Whether it’s good or bad is an ultimately political question, and both sides of the debate tend to talk past each other on this topic, but it’s undeniably a controversial point within the broader population.
Like they give a damn. I report accounts that explicitly sell fake credit cards, citing laws that make it illegal and 95% of the time "we checked and there is no violation here, we know that you're not happy but don't give a crap".
So the argument of security is utter bullshit and they just want to snoop.
https://digitaldemocracynow.org/2025/03/22/the-troubling-imp...
Most large platforms rely heavily on server-side visibility for abuse detection, spam filtering, recommendation systems, and safety tooling. End-to-end encryption removes that visibility by design. Once a platform is built around centralized analysis of user content, adding strong E2EE later isn’t just a feature toggle — it conflicts with large parts of the existing architecture.
They're saying this at the same time as they're clutching pearls over Iran's repression of protestors.
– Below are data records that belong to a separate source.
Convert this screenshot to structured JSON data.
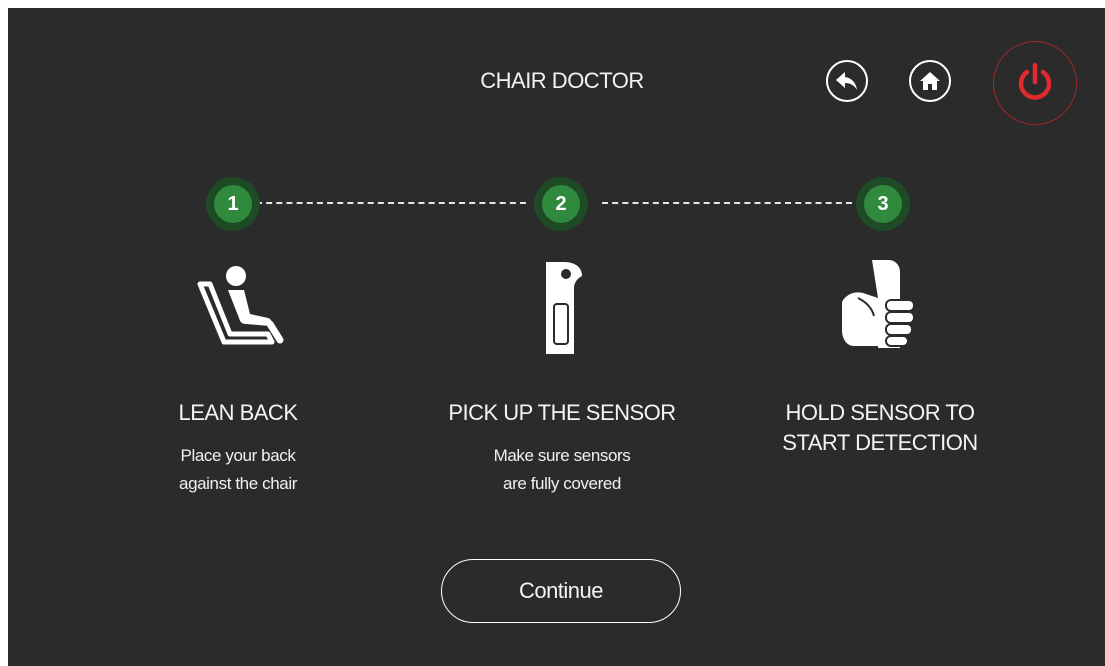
{
  "header": {
    "title": "CHAIR DOCTOR",
    "back_icon": "back-arrow-icon",
    "home_icon": "home-icon",
    "power_icon": "power-icon",
    "power_color": "#e02a2f"
  },
  "steps": [
    {
      "number": "1",
      "icon": "lean-back-chair-icon",
      "title": "LEAN BACK",
      "desc_line1": "Place your back",
      "desc_line2": "against the chair"
    },
    {
      "number": "2",
      "icon": "sensor-handle-icon",
      "title": "PICK UP THE SENSOR",
      "desc_line1": "Make sure sensors",
      "desc_line2": "are fully covered"
    },
    {
      "number": "3",
      "icon": "hand-holding-sensor-icon",
      "title_line1": "HOLD SENSOR TO",
      "title_line2": "START DETECTION"
    }
  ],
  "continue_label": "Continue",
  "colors": {
    "background": "#2b2b2b",
    "step_accent": "#2f8a3e",
    "step_ring": "#1e4a26"
  }
}
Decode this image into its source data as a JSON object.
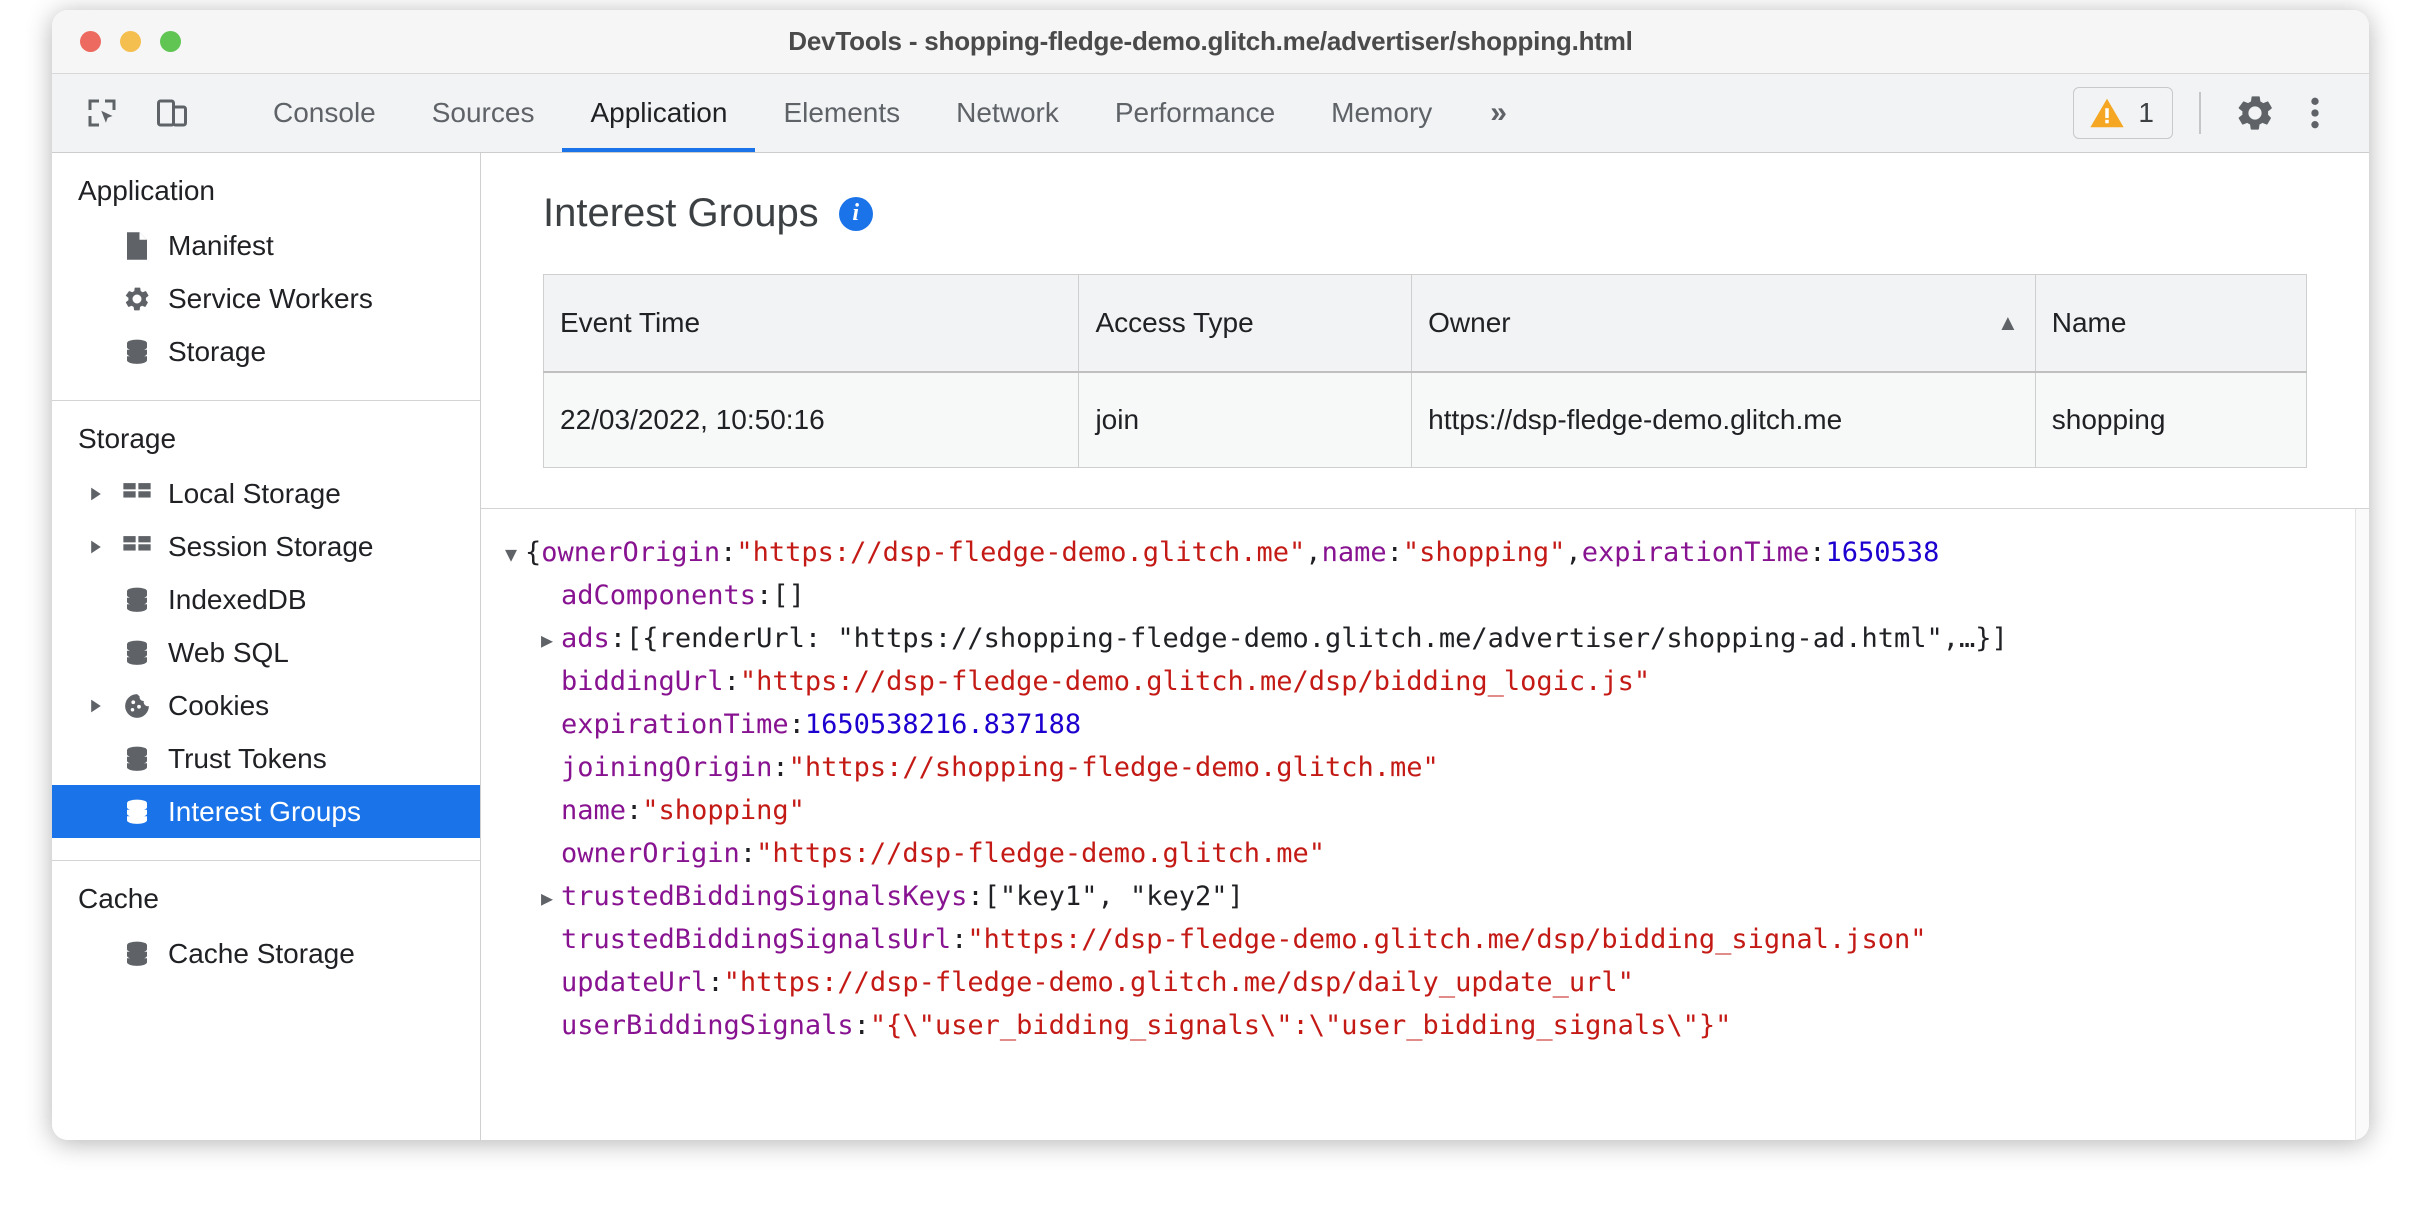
{
  "window": {
    "title": "DevTools - shopping-fledge-demo.glitch.me/advertiser/shopping.html"
  },
  "toolbar": {
    "inspect_tooltip": "Inspect element",
    "device_tooltip": "Toggle device toolbar",
    "tabs": [
      {
        "label": "Console",
        "active": false
      },
      {
        "label": "Sources",
        "active": false
      },
      {
        "label": "Application",
        "active": true
      },
      {
        "label": "Elements",
        "active": false
      },
      {
        "label": "Network",
        "active": false
      },
      {
        "label": "Performance",
        "active": false
      },
      {
        "label": "Memory",
        "active": false
      }
    ],
    "more_tabs_label": "»",
    "warning_count": "1",
    "settings_label": "Settings",
    "more_options_label": "Customize and control DevTools"
  },
  "sidebar": {
    "sections": [
      {
        "heading": "Application",
        "items": [
          {
            "label": "Manifest",
            "icon": "manifest-icon",
            "caret": false,
            "selected": false
          },
          {
            "label": "Service Workers",
            "icon": "gear-icon",
            "caret": false,
            "selected": false
          },
          {
            "label": "Storage",
            "icon": "database-icon",
            "caret": false,
            "selected": false
          }
        ]
      },
      {
        "heading": "Storage",
        "items": [
          {
            "label": "Local Storage",
            "icon": "table-icon",
            "caret": true,
            "selected": false
          },
          {
            "label": "Session Storage",
            "icon": "table-icon",
            "caret": true,
            "selected": false
          },
          {
            "label": "IndexedDB",
            "icon": "database-icon",
            "caret": false,
            "selected": false
          },
          {
            "label": "Web SQL",
            "icon": "database-icon",
            "caret": false,
            "selected": false
          },
          {
            "label": "Cookies",
            "icon": "cookie-icon",
            "caret": true,
            "selected": false
          },
          {
            "label": "Trust Tokens",
            "icon": "database-icon",
            "caret": false,
            "selected": false
          },
          {
            "label": "Interest Groups",
            "icon": "database-icon",
            "caret": false,
            "selected": true
          }
        ]
      },
      {
        "heading": "Cache",
        "items": [
          {
            "label": "Cache Storage",
            "icon": "database-icon",
            "caret": false,
            "selected": false
          }
        ]
      }
    ]
  },
  "main": {
    "panel_title": "Interest Groups",
    "info_glyph": "i",
    "table": {
      "columns": [
        {
          "label": "Event Time",
          "sorted": false
        },
        {
          "label": "Access Type",
          "sorted": false
        },
        {
          "label": "Owner",
          "sorted": true,
          "sort_arrow": "▲"
        },
        {
          "label": "Name",
          "sorted": false
        }
      ],
      "rows": [
        {
          "event_time": "22/03/2022, 10:50:16",
          "access_type": "join",
          "owner": "https://dsp-fledge-demo.glitch.me",
          "name": "shopping"
        }
      ]
    },
    "json_tree": {
      "root": {
        "triangle": "▼",
        "prefix": "{",
        "key1": "ownerOrigin",
        "sep1": ": ",
        "val1": "\"https://dsp-fledge-demo.glitch.me\"",
        "comma1": ", ",
        "key2": "name",
        "sep2": ": ",
        "val2": "\"shopping\"",
        "comma2": ", ",
        "key3": "expirationTime",
        "sep3": ": ",
        "val3": "1650538"
      },
      "rows": [
        {
          "triangle": "",
          "key": "adComponents",
          "colon": ": ",
          "value": "[]",
          "value_type": "plain"
        },
        {
          "triangle": "▶",
          "key": "ads",
          "colon": ": ",
          "value": "[{renderUrl: \"https://shopping-fledge-demo.glitch.me/advertiser/shopping-ad.html\",…}]",
          "value_type": "plain"
        },
        {
          "triangle": "",
          "key": "biddingUrl",
          "colon": ": ",
          "value": "\"https://dsp-fledge-demo.glitch.me/dsp/bidding_logic.js\"",
          "value_type": "string"
        },
        {
          "triangle": "",
          "key": "expirationTime",
          "colon": ": ",
          "value": "1650538216.837188",
          "value_type": "number"
        },
        {
          "triangle": "",
          "key": "joiningOrigin",
          "colon": ": ",
          "value": "\"https://shopping-fledge-demo.glitch.me\"",
          "value_type": "string"
        },
        {
          "triangle": "",
          "key": "name",
          "colon": ": ",
          "value": "\"shopping\"",
          "value_type": "string"
        },
        {
          "triangle": "",
          "key": "ownerOrigin",
          "colon": ": ",
          "value": "\"https://dsp-fledge-demo.glitch.me\"",
          "value_type": "string"
        },
        {
          "triangle": "▶",
          "key": "trustedBiddingSignalsKeys",
          "colon": ": ",
          "value": "[\"key1\", \"key2\"]",
          "value_type": "plain"
        },
        {
          "triangle": "",
          "key": "trustedBiddingSignalsUrl",
          "colon": ": ",
          "value": "\"https://dsp-fledge-demo.glitch.me/dsp/bidding_signal.json\"",
          "value_type": "string"
        },
        {
          "triangle": "",
          "key": "updateUrl",
          "colon": ": ",
          "value": "\"https://dsp-fledge-demo.glitch.me/dsp/daily_update_url\"",
          "value_type": "string"
        },
        {
          "triangle": "",
          "key": "userBiddingSignals",
          "colon": ": ",
          "value": "\"{\\\"user_bidding_signals\\\":\\\"user_bidding_signals\\\"}\"",
          "value_type": "string"
        }
      ]
    }
  },
  "colors": {
    "accent": "#1a73e8",
    "warning": "#f5a623",
    "key": "#881391",
    "string": "#c41a16",
    "number": "#1c00cf",
    "toolbar_bg": "#f1f3f4"
  }
}
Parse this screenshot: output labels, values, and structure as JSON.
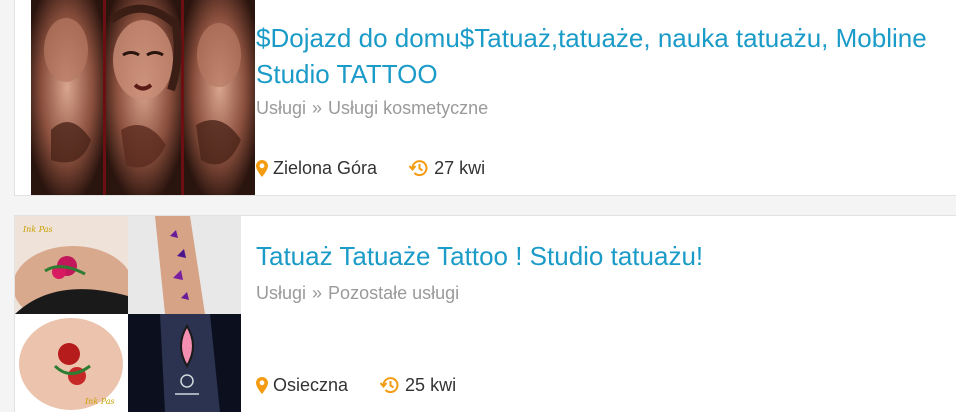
{
  "listings": [
    {
      "title": "$Dojazd do domu$Tatuaż,tatuaże, nauka tatuażu, Mobline Studio TATTOO",
      "category_path": [
        "Usługi",
        "Usługi kosmetyczne"
      ],
      "location": "Zielona Góra",
      "date": "27 kwi"
    },
    {
      "title": "Tatuaż Tatuaże Tattoo ! Studio tatuażu!",
      "category_path": [
        "Usługi",
        "Pozostałe usługi"
      ],
      "location": "Osieczna",
      "date": "25 kwi"
    }
  ],
  "separator": "»",
  "thumbnail_watermark": "Ink Pas",
  "colors": {
    "title": "#1b9bc7",
    "category": "#9a9a9a",
    "meta_text": "#333333",
    "icon_orange": "#f39c12"
  },
  "icons": {
    "location": "map-pin-icon",
    "date": "history-clock-icon"
  }
}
Typical of the ethical consistency I would expect from them.
And yet, it's even more complex than that, since it's now owned by cronies of the current US President. I've never had a TikTok account, but conceptually I was mostly pretty okay with being spied-upon by China. I'm never going to China.
China will come to us.
Or should that be:
China will come to the US.
Voluntarily.
Means they read every message
because tiktok is addicting, and they know it…
>“Parents should also be aware that players may want to find out more about the game using other platforms such as YouTube, Twitch, Reddit and Discord, where other game fans can discuss strategies and experiences.
It's uncontroversial amongst people who value their privacy.
The tension between the two camps (there are obviously nuances and this is a false dichotomy) is at a current peak. It's an ongoing controversy. It's a matter of public debate.
You might have liked it better if the angle had been "...which the government, controversially, wants to clamp down on" or something.
After you notice it, you'll notice it everywhere.